Hujung Tanah

Nikodemus Yudho Sulistyo
Chapter #56

Sosok yang Bersandar di Bawah Pohon

Singa Pati Bardat mengisyaratkan agar para hulubalang tidak mengarahkan ujung tombak mereka ke sosok yang duduk bersandar di bawah pohon tersebut. Otot-ototnya terlalu tua untuk mengangkat sumpit dengan ujungnya yang berupa mata tombak itu. Belum lagi luka menganga di pahanya yang melelehkan darah.

Singa Pati Bardat yakin bahwa orang asing pertama yang mereka temui di pulau ini adala bagian dari kelompok orang-orang yang menyerang mereka tadi.
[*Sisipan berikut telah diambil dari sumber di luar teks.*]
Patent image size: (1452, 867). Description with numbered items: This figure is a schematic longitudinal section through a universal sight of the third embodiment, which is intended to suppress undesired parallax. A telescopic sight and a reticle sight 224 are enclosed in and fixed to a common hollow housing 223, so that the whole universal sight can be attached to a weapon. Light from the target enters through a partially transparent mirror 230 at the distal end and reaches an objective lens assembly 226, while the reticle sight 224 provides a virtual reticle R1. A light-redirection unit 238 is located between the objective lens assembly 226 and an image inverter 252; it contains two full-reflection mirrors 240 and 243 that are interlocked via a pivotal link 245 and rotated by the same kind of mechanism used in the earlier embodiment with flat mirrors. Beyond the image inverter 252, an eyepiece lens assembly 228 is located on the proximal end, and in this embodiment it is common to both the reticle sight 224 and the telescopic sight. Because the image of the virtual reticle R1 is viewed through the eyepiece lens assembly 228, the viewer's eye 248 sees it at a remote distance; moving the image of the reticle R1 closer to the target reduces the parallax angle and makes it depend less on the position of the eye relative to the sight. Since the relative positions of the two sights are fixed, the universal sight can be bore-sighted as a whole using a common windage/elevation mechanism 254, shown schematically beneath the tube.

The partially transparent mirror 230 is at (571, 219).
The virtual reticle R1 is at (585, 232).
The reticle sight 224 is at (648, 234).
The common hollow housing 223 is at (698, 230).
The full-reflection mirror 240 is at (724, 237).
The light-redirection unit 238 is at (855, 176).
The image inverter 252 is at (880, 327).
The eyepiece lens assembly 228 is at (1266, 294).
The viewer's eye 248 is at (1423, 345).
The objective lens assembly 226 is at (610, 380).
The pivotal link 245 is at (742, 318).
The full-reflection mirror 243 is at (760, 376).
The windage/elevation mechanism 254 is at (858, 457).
Selain sumpit yang ia genggam, pakaian berupa cawat dan ikat kepala, serta rajah di bahu, lengan, dada dan pahanya menunjukkan keserupaan.

Sekali lagi Singa Pati Bardat meletakkan tombaknya di atas tanah. Ia mengangkat kedua telapak tangannya di udara, memberikan tanda bahwa ia tidak hendak menyakiti apalagi menyerang laki-laki terluka yang terlihat sudah cukup tua itu.

“Kami tidak ingin melakukan hal buruk kepada tuan. Bila diizinkan, bolehlah kami menolong tuan yang sedang terluka sedemikan rupa,” ujar Singa Pati Bardat.

Sosok tua yang terluka itu terbukti tak paham dengan kata-kata yang diucapkan oleh Singa Pati Bardat. Wajahnya mengeras, galak, gabungan antara kemarahan, rasa sakit, dan pertahanan diri. Tangannya yang kurus itu berusaha sekuat mungkin mengangkat sumpit dari kayu ulin yang terbentang sepanjang tubuhnya itu. Ujungnya yang terikat dengan mata tombak diarahkan kedepan, digoyang-goyang dengan gerakan menggusah.

“Turunkan semua tombak kalian!” seru Singa Pati Bardat.

Raut wajah bingung sejenak terbit dari para hulubalang.

“Ia hanya tidak percaya dengan kita,” lanjut Singa Pati Bardat.

Perintah kedua ini langsung dituruti, meski pedang dan keris tetap berada di pinggang mereka.

Sosok tua itu kini menunjukkan wajah yang sedikit lebih mereda. Ia menatap setiap pasang mata para hulubalang, seperti mencoba mencari makna dan jawaban disana. Singa Pati Bardat mengangguk ketika sorot mata itu berserobok dengannya.

Singa Pati Bardat kemudian menyobek kain yang melingkar di pinggangnya, kemudian menyodorkan ke arah sosok tua tersebut, lagi-lagi sebagai tanda niat baik. Ia ingin membalut luka di paha si orang asing itu.

Sebagai hasil dari bahasa tubuh Singa Pati Bardat, sosok laki-laki tua terluka itu akhirnya menurunkan sumpit tombaknya pula.

Singa Pati Bardat segera memerintahkan para hulubalangnya untuk mendekat dan segera merawat luka sang kakek.

Namun, alih-alih begitu saja menerima sikap pertolongan para hulubalang bersenjata itu, sang tua menunjuk ke arah satu pohon kemudian berbicara dengan bahasa yang aneh, seperti sedang mengunyah dan mengigiti makanan, begitu bunyinya.